I enjoy the apprenticeship because it suits my learning style, there is no requirement to write long essays every time we have an assessment, but rather a mixture of tests, practicals, and some reports.

Charles Wilman:  Thank you Jamie. Harry, one for you next. Something I think that’s relevant to all of us here at MP, and a specific challenge we’ve faced.

How have you found the ‘working from home’ aspect and joining MP during a pandemic?

Harry Seear: Well, I’ve had a range of feelings really to do with the pandemic. Personally, I feel like I’m quite an active person, I love meeting people, and I love throwing myself out there, and the apprenticeship really meets those needs. But the pandemic definitely impacted this. Being stuck in my room working from home. This is obviously where I spend some of my personal time and I’ve also got to work here but it has really made me value what I have that being within the apprenticeship and outside the apprenticeship.

I also found myself becoming more productive. I’m not sure whether this was because I’m in my bedroom and I’m used to working here, or whether I was just left to myself at times and just found it easier to work in my bedroom, I’m not entirely sure. But I also did struggle to find a balance between stepping away.

I really liked getting involved with work, but I also needed to find time for my personal life, my social life, and finding this balance is something I struggled with initially, but I’ve got used to this now and I’m really enjoying what I’m doing and I’m knowing when to step away and when to take it that step further.

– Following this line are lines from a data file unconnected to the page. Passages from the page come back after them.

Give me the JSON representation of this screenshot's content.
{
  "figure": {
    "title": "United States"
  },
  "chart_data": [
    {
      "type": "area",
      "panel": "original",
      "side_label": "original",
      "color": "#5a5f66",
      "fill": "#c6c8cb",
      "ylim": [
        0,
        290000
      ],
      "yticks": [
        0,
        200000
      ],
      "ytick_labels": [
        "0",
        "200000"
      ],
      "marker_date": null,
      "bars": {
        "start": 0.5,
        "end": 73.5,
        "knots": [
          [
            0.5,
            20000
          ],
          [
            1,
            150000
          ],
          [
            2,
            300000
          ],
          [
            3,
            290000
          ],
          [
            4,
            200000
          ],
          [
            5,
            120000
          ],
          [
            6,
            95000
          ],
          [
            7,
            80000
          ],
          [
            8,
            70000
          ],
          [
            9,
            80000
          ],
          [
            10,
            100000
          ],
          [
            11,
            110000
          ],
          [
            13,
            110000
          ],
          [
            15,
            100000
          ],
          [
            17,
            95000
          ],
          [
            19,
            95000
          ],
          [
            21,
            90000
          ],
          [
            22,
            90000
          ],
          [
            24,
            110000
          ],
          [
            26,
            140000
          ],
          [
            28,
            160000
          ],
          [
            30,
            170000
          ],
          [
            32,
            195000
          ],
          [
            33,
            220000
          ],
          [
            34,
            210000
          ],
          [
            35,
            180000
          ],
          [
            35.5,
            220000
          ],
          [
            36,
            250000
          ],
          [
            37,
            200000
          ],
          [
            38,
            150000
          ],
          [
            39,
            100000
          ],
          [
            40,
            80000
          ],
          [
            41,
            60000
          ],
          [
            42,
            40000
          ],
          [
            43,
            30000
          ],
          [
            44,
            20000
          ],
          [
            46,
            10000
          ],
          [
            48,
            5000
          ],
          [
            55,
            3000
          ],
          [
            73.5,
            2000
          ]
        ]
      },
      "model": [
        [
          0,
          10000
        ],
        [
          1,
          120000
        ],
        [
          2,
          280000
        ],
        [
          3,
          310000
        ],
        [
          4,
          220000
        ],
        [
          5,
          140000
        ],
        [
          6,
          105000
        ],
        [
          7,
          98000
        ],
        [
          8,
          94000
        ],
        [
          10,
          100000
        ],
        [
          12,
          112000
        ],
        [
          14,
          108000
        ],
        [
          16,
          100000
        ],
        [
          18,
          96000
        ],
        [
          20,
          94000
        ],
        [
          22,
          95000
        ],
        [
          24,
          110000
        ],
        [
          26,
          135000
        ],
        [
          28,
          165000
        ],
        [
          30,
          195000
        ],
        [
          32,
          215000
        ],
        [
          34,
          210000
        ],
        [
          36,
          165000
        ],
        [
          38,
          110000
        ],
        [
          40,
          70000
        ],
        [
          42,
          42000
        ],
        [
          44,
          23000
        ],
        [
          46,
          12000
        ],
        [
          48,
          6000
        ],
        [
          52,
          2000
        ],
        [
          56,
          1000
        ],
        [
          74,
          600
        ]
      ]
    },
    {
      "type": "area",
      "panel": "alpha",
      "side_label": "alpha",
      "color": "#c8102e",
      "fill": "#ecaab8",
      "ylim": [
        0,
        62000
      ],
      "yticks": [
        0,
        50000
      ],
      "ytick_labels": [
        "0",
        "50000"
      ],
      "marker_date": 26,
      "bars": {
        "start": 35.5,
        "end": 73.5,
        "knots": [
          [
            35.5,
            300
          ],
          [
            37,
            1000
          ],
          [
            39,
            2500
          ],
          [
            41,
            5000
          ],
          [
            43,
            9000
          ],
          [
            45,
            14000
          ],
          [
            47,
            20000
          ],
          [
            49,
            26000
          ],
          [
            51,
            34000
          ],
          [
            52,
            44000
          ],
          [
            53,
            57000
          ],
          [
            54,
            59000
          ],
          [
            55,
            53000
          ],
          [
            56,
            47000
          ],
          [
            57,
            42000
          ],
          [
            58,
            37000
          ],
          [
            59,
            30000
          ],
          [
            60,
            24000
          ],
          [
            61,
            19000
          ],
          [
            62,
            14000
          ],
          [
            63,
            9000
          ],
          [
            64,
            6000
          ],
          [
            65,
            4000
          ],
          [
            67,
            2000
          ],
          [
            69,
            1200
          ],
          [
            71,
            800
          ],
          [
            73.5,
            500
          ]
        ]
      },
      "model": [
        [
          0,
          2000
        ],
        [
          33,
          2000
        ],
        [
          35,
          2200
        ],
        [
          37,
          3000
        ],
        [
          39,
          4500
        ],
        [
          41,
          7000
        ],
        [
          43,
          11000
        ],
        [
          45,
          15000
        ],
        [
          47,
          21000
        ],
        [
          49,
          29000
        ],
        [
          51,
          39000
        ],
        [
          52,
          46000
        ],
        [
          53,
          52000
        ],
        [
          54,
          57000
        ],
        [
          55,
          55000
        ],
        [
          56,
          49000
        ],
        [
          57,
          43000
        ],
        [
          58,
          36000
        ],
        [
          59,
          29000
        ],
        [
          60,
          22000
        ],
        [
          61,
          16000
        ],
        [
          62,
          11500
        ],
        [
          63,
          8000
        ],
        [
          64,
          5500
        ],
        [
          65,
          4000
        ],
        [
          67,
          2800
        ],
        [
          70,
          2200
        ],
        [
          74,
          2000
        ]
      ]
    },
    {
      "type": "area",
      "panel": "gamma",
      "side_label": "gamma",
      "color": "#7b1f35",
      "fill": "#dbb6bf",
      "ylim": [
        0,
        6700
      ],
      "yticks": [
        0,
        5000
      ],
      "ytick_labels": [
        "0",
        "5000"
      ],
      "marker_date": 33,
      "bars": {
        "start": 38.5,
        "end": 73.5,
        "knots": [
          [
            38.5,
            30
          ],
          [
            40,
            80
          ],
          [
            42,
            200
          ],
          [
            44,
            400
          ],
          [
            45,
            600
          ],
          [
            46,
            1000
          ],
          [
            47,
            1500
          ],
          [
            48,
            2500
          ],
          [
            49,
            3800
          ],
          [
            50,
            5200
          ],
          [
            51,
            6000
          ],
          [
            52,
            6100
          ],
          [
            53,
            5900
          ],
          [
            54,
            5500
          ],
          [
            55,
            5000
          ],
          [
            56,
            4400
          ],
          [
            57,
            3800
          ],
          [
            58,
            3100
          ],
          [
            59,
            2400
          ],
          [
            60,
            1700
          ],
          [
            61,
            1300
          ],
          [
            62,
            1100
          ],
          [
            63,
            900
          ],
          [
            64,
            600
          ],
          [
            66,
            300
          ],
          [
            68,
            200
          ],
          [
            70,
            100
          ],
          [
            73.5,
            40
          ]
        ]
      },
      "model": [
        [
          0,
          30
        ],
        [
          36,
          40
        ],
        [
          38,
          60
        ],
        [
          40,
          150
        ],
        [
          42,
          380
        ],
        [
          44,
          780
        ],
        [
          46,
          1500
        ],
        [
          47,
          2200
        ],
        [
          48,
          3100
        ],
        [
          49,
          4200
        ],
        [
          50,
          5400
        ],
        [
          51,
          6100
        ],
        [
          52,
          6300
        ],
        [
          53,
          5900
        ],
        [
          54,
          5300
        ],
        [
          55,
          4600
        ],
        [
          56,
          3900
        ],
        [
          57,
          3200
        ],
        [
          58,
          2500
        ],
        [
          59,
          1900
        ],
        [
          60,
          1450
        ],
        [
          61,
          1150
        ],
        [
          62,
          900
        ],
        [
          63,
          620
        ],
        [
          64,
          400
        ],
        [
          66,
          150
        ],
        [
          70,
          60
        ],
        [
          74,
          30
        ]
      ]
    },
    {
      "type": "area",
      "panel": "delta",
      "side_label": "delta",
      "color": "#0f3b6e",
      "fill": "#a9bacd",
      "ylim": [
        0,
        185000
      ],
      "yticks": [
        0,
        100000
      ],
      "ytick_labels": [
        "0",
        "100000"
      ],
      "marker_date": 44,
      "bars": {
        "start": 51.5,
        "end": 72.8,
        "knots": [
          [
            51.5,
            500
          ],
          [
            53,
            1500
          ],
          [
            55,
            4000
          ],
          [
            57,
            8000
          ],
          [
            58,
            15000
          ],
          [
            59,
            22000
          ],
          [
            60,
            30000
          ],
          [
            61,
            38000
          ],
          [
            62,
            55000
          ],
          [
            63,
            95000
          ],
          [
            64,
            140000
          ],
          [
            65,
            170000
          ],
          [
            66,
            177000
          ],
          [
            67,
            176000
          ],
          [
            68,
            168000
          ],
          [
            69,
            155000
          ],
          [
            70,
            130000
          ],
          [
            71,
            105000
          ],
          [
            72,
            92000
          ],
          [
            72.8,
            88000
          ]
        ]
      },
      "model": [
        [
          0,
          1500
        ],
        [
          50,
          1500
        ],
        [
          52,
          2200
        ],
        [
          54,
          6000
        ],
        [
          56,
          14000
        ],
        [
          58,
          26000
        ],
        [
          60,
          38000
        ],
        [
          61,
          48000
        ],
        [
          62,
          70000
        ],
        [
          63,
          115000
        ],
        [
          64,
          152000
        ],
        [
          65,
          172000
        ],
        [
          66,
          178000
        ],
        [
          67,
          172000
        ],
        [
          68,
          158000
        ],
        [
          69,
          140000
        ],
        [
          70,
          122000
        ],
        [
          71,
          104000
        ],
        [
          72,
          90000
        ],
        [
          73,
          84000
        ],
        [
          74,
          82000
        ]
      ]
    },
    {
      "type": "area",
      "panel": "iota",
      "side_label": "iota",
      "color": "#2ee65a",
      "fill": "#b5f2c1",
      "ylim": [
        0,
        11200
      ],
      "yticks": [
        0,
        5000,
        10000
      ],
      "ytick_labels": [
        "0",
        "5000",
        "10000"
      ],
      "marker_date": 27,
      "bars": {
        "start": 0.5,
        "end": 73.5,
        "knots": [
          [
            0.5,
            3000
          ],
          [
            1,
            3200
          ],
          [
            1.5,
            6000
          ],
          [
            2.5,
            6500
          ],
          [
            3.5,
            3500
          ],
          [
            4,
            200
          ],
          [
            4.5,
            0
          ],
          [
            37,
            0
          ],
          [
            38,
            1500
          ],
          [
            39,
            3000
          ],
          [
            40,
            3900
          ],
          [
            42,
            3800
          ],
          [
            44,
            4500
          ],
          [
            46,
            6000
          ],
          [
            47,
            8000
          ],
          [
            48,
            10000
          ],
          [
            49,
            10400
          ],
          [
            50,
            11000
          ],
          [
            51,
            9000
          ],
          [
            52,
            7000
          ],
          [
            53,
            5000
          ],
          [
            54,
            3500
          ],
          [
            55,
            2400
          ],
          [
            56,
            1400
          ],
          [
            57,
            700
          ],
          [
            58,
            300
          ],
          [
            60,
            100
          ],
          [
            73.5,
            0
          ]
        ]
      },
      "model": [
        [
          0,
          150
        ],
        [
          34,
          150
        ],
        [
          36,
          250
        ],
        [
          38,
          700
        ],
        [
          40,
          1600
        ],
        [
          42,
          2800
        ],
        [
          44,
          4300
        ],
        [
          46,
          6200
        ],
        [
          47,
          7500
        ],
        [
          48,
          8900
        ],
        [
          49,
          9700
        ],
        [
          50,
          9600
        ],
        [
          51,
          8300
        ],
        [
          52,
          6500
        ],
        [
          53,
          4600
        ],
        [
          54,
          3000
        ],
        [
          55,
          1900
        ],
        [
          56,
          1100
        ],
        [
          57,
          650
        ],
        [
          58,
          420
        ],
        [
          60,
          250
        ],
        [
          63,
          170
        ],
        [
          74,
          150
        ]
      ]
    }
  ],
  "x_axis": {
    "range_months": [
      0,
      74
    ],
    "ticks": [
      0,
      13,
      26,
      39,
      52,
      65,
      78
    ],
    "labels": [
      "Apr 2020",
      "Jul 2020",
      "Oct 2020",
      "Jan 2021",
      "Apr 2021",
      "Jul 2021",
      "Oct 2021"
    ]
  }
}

I’m also quite looking forward to going into the office and meeting some more of my colleagues as I’ve had a couple of opportunities already.

Charles Wilman: Great thank you Harry, appreciate you sharing your personal experience there with the pandemic and something we can all identify with in some way.

Any closing words of advice for someone considering an apprenticeship?

Jamie May: I’d like to say I am an absolute advocate of apprenticeships. I believe it is the best process to put your learning into practice and really challenge your understanding of a subject.

It’s a chance to earn as you learn, and that’s one of the most satisfying things about an apprenticeship. I am being paid to learn and have the opportunity to use my new knowledge in my everyday work. So, anyone thinking of doing an apprenticeship, its challenging but rewarding, and with supportive colleagues and apprentices around you it makes the process all that more enjoyable.

Charles Wilman: Thank you Jamie, a very positive way to round off today’s conversation. Too all of today’s guests, thank you so much for joining me today and sharing your insight and experiences with MIGSO-PCUBED’s MPower Apprenticeship Programme. It’s great to see the importance we attach to this and the positive experiences that promotes with our people. Julia, thank you.

Julia Bellak: Thank you Charles.

Charles Wilman: Harry, thank you.

Harry Seear: Thank you Charles.

Charles Wilman: Jamie, thank you.

Jamie May: Thank you Charles.

Charles Wilman: And Charles, thank you.

Charles Rahbani: Thanks Charles.

Charles Wilman: And to our listeners, we really hope you enjoyed this instalment. If you are interested in joining our MP Apprenticeship scheme, we have intakes in April and September, across our sectors.